On Oct 4, 2014, at 6:08 PM, Milian Wolff <[email protected]> wrote:
> 
> this sounds very interesting. How does it compare speed-wise to local 
> unwinding?
> 

Local unwinding is special. For single-threaded programs we can access process'
memory and registers without overhead. In multi-threaded programs we need a way
to stop threads and get their registers. It implies using IPC mechanisms, so the
speed will degrade again.

I conducted simple tests tracing one thread of multithreaded program. Stack
contained 14 frames in 3 shared objects + 1 executable.
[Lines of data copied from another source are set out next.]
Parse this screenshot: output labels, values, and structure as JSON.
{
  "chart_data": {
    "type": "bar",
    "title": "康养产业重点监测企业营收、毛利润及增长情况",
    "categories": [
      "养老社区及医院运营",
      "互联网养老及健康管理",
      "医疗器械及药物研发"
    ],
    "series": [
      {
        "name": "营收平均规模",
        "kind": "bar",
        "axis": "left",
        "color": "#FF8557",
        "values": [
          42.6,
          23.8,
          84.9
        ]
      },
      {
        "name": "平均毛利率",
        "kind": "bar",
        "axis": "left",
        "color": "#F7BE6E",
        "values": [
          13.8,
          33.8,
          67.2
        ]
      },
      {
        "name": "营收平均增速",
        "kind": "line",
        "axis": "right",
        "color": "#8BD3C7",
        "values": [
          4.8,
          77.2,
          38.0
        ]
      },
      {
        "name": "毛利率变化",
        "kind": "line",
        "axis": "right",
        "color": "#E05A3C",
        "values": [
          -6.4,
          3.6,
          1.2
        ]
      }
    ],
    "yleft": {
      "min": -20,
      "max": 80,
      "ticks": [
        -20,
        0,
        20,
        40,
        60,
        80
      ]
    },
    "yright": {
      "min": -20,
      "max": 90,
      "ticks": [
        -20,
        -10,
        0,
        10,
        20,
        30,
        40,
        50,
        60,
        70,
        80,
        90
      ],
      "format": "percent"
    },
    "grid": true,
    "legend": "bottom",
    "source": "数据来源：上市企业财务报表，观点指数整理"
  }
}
In the first test I took a code piece from libunwind man page and measured time
with RDTSC.

void show_backtrace (void)
{
  unw_cursor_t cursor; unw_context_t uc;
  unw_word_t ip, sp;

  unw_getcontext(&uc);
  unw_init_local(&cursor, &uc);
  while (unw_step(&cursor) > 0) {
    unw_get_reg(&cursor, UNW_REG_IP, &ip);
    unw_get_reg(&cursor, UNW_REG_SP, &sp);
  }
}

In the second test I put never-ending select() in that place. In third test
there was infinite loop. tbstack copied data and registers for only one thread.

Tracing the process several times I got numbers in following range:

1) 37-56 microseconds for local unwinding (183 on cold start);
2) 129-166 microseconds with thread sleeping in select();
3) 124-141 microseconds with spinning thread.